Thiazides are known for their gentle yet sustained diuretic effect.
Loop Diuretics
These act on the Loop of Henle and produce potent diuresis.
Furosemide – widely used in acute pulmonary edema and heart failure.
Bumetanide – more potent than furosemide.
Ethacrynic acid – a non-sulfonamide option for patients allergic to sulfa drugs.
Potassium-Sparing Diuretics
These prevent potassium loss by acting on the distal nephron.
Spironolactone – an aldosterone antagonist useful in heart failure and hyperaldosteronism.
Triamterene and Amiloride – inhibit sodium channels directly.
Osmotic Diuretics
These increase osmotic pressure in the renal tubule.
Mannitol – essential in reducing intracranial pressure and managing acute renal failure.
Together, these diuretics play vital roles in fluid control, electrolyte balance, and cardiovascular stabilization.
Antihypertensive Agents: Modern Tools for Blood Pressure Control
Hypertension is a silent threat requiring long-term pharmacological intervention. Unit 2 covers several well-established antihypertensive classes.
Beta-Blockers
Timolol – used in hypertension and glaucoma due to its reduction of aqueous humor production.
ACE Inhibitors
These drugs inhibit angiotensin-converting enzyme, reducing vasoconstriction and fluid retention.
Notable examples include:
Captopril – the first ACE inhibitor, rapidly absorbed.
Lisinopril, Enalapril, Benazepril, and Quinapril – widely prescribed for hypertension and heart failure.
Centrally Acting Agents
These reduce sympathetic outflow from the brain.
Methyldopate hydrochloride – preferred in pregnancy-related hypertension.
Clonidine hydrochloride – also used in withdrawal syndromes.
Guanabenz acetate and Guanethidine monosulphate – powerful agents reserved for resistant hypertension.
Direct Vasodilators
These drugs relax vascular smooth muscle directly.
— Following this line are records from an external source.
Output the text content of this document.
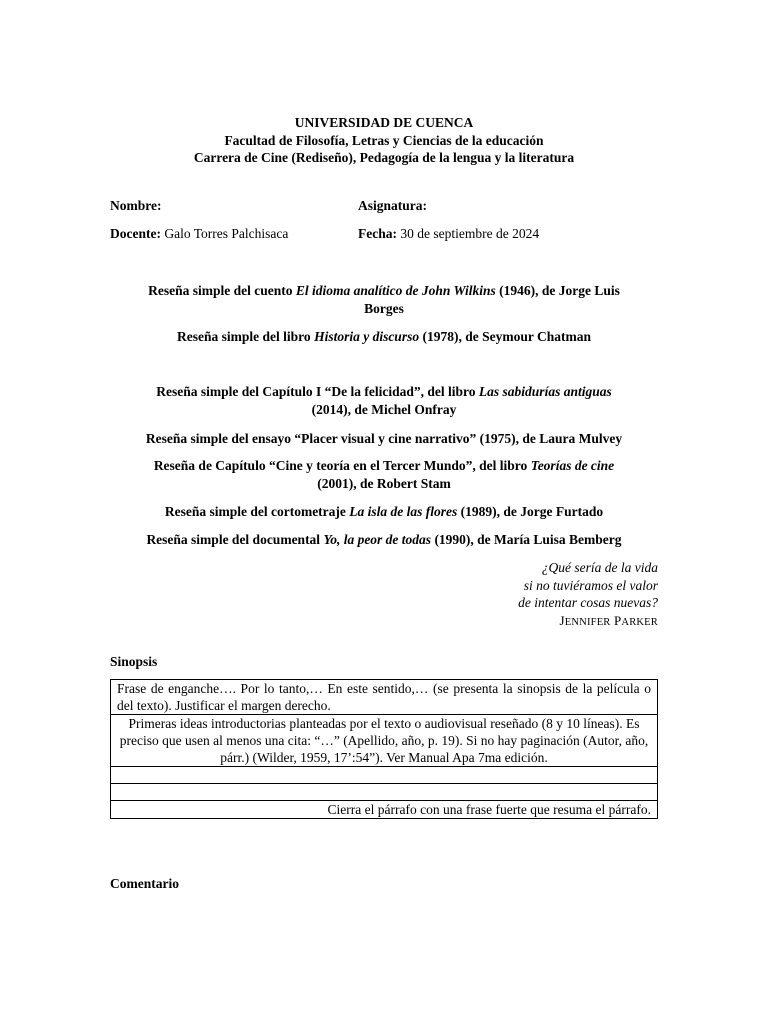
UNIVERSIDAD DE CUENCA
Facultad de Filosofía, Letras y Ciencias de la educación
Carrera de Cine (Rediseño), Pedagogía de la lengua y la literatura
Nombre:	Asignatura:
Docente: Galo Torres Palchisaca	Fecha: 30 de septiembre de 2024
Reseña simple del cuento El idioma analítico de John Wilkins (1946), de Jorge Luis
Borges
Reseña simple del libro Historia y discurso (1978), de Seymour Chatman
Reseña simple del Capítulo I “De la felicidad”, del libro Las sabidurías antiguas
(2014), de Michel Onfray
Reseña simple del ensayo “Placer visual y cine narrativo” (1975), de Laura Mulvey
Reseña de Capítulo “Cine y teoría en el Tercer Mundo”, del libro Teorías de cine
(2001), de Robert Stam
Reseña simple del cortometraje La isla de las flores (1989), de Jorge Furtado
Reseña simple del documental Yo, la peor de todas (1990), de María Luisa Bemberg
¿Qué sería de la vida
si no tuviéramos el valor
de intentar cosas nuevas?
JENNIFER PARKER
Sinopsis
Frase de enganche…. Por lo tanto,… En este sentido,… (se presenta la sinopsis de la película o del texto). Justificar el margen derecho.
Primeras ideas introductorias planteadas por el texto o audiovisual reseñado (8 y 10 líneas). Es preciso que usen al menos una cita: “…” (Apellido, año, p. 19). Si no hay paginación (Autor, año, párr.) (Wilder, 1959, 17’:54”). Ver Manual Apa 7ma edición.

Cierra el párrafo con una frase fuerte que resuma el párrafo.
Comentario
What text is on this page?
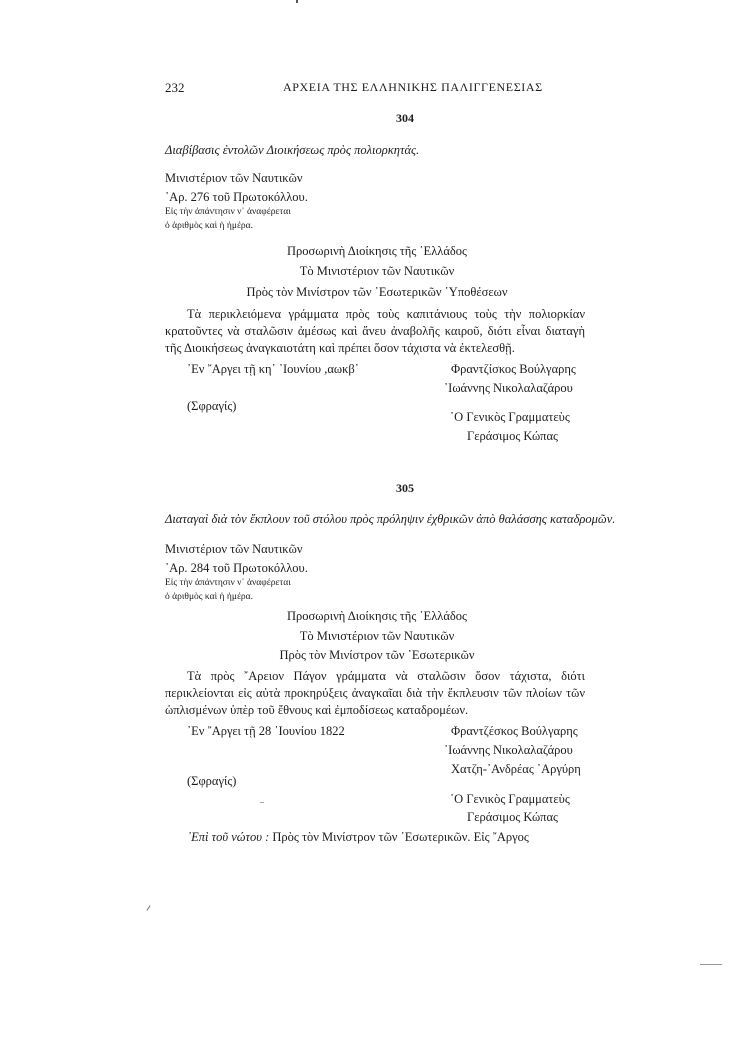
232	ΑΡΧΕΙΑ ΤΗΣ ΕΛΛΗΝΙΚΗΣ ΠΑΛΙΓΓΕΝΕΣΙΑΣ
304
Διαβίβασις ἐντολῶν Διοικήσεως πρὸς πολιορκητάς.
Μινιστέριον τῶν Ναυτικῶν
᾽Αρ. 276 τοῦ Πρωτοκόλλου.
Εἰς τὴν ἀπάντησιν ν᾽ ἀναφέρεται
ὁ ἀριθμὸς καὶ ἡ ἡμέρα.
Προσωρινὴ Διοίκησις τῆς ῾Ελλάδος
Τὸ Μινιστέριον τῶν Ναυτικῶν
Πρὸς τὸν Μινίστρον τῶν ᾽Εσωτερικῶν ῾Υποθέσεων
Τὰ περικλειόμενα γράμματα πρὸς τοὺς καπιτάνιους τοὺς τὴν πολιορκίαν κρατοῦντες νὰ σταλῶσιν ἀμέσως καὶ ἄνευ ἀναβολῆς καιροῦ, διότι εἶναι διαταγὴ τῆς Διοικήσεως ἀναγκαιοτάτη καὶ πρέπει ὅσον τάχιστα νὰ ἐκτελεσθῇ.
᾽Εν ῎Αργει τῇ κη᾽ ᾽Ιουνίου ,αωκβ᾽	Φραντζίσκος Βούλγαρης
᾽Ιωάννης Νικολαλαζάρου
(Σφραγίς)
῾Ο Γενικὸς Γραμματεὺς
Γεράσιμος Κώπας
305
Διαταγαὶ διὰ τὸν ἔκπλουν τοῦ στόλου πρὸς πρόληψιν ἐχθρικῶν ἀπὸ θαλάσσης καταδρομῶν.
Μινιστέριον τῶν Ναυτικῶν
᾽Αρ. 284 τοῦ Πρωτοκόλλου.
Εἰς τὴν ἀπάντησιν ν᾽ ἀναφέρεται
ὁ ἀριθμὸς καὶ ἡ ἡμέρα.
Προσωρινὴ Διοίκησις τῆς ῾Ελλάδος
Τὸ Μινιστέριον τῶν Ναυτικῶν
Πρὸς τὸν Μινίστρον τῶν ᾽Εσωτερικῶν
Τὰ πρὸς ῎Αρειον Πάγον γράμματα νὰ σταλῶσιν ὅσον τάχιστα, διότι περικλείονται εἰς αὐτὰ προκηρύξεις ἀναγκαῖαι διὰ τὴν ἔκπλευσιν τῶν πλοίων τῶν ὡπλισμένων ὑπὲρ τοῦ ἔθνους καὶ ἐμποδίσεως καταδρομέων.
᾽Εν ῎Αργει τῇ 28 ᾽Ιουνίου 1822	Φραντζέσκος Βούλγαρης
᾽Ιωάννης Νικολαλαζάρου
Χατζη-᾽Ανδρέας ᾽Αργύρη
(Σφραγίς)
῾Ο Γενικὸς Γραμματεὺς
Γεράσιμος Κώπας
᾽Επὶ τοῦ νώτου : Πρὸς τὸν Μινίστρον τῶν ᾽Εσωτερικῶν. Εἰς ῎Αργος
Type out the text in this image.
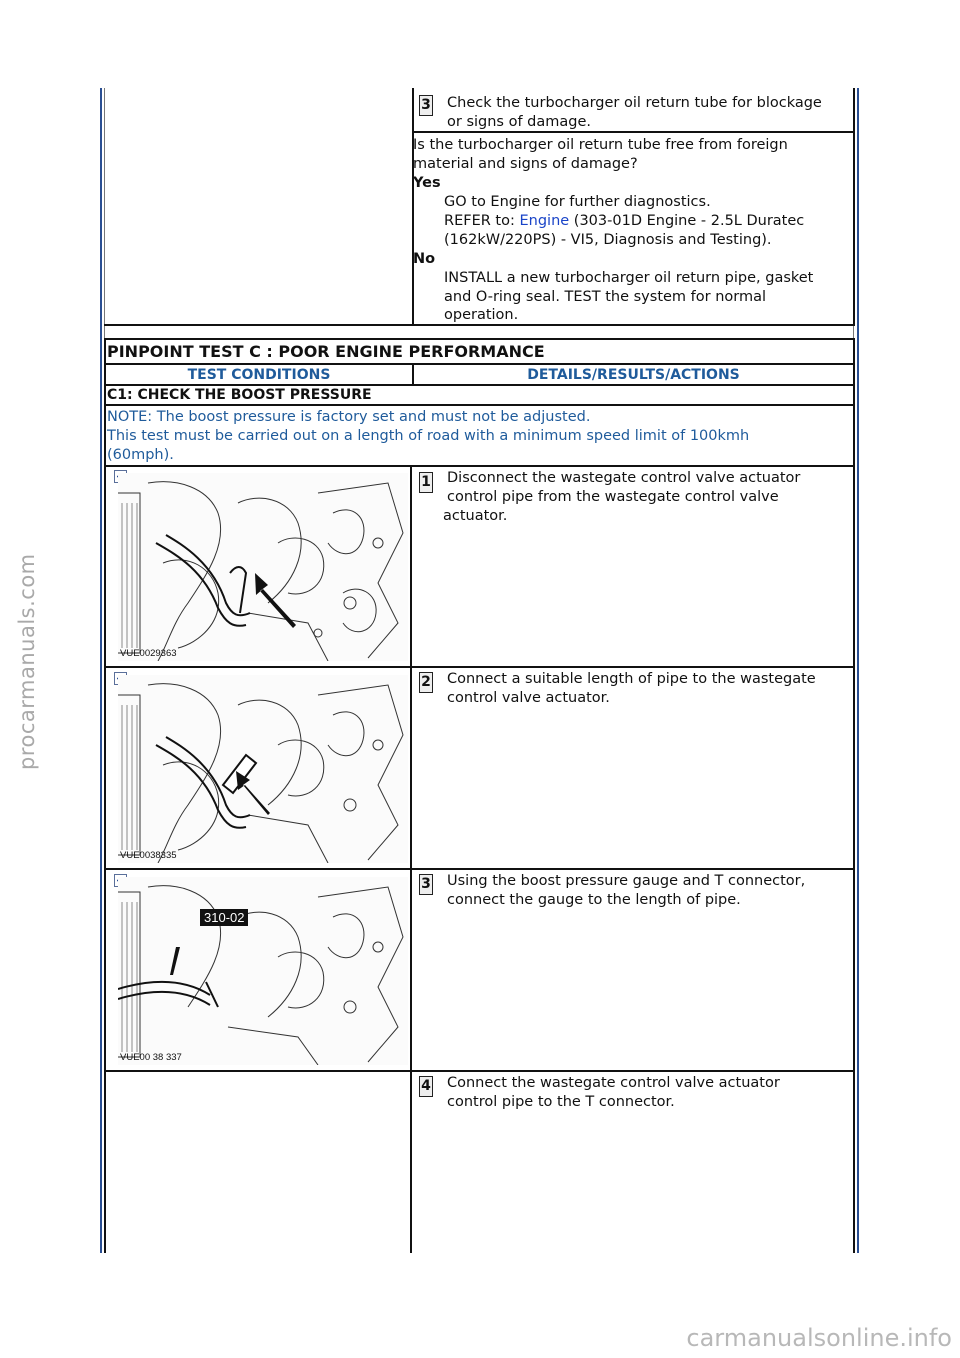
procarmanuals.com
3 Check the turbocharger oil return tube for blockage
or signs of damage.
Is the turbocharger oil return tube free from foreign
material and signs of damage?
Yes
GO to Engine for further diagnostics.
REFER to: Engine (303-01D Engine - 2.5L Duratec
(162kW/220PS) - VI5, Diagnosis and Testing).
No
INSTALL a new turbocharger oil return pipe, gasket
and O-ring seal. TEST the system for normal
operation.
PINPOINT TEST C : POOR ENGINE PERFORMANCE
TEST CONDITIONS	DETAILS/RESULTS/ACTIONS
C1: CHECK THE BOOST PRESSURE
NOTE: The boost pressure is factory set and must not be adjusted.
This test must be carried out on a length of road with a minimum speed limit of 100kmh
(60mph).
VUE0029363
1 Disconnect the wastegate control valve actuator
control pipe from the wastegate control valve
actuator.
VUE0038335
2 Connect a suitable length of pipe to the wastegate
control valve actuator.
310-02
VUE00 38 337
3 Using the boost pressure gauge and T connector,
connect the gauge to the length of pipe.
4 Connect the wastegate control valve actuator
control pipe to the T connector.
carmanualsonline.info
Hydralazine hydrochloride – useful in hypertensive emergencies and pregnancy.
Minoxidil – a potent vasodilator also known for stimulating hair growth.
Diazoxide – rapidly reduces blood pressure in emergencies.
Sodium nitroprusside – an IV drug providing immediate, controlled vasodilation.
Reserpine
A classic antihypertensive that depletes catecholamines, though used sparingly today due to side effects.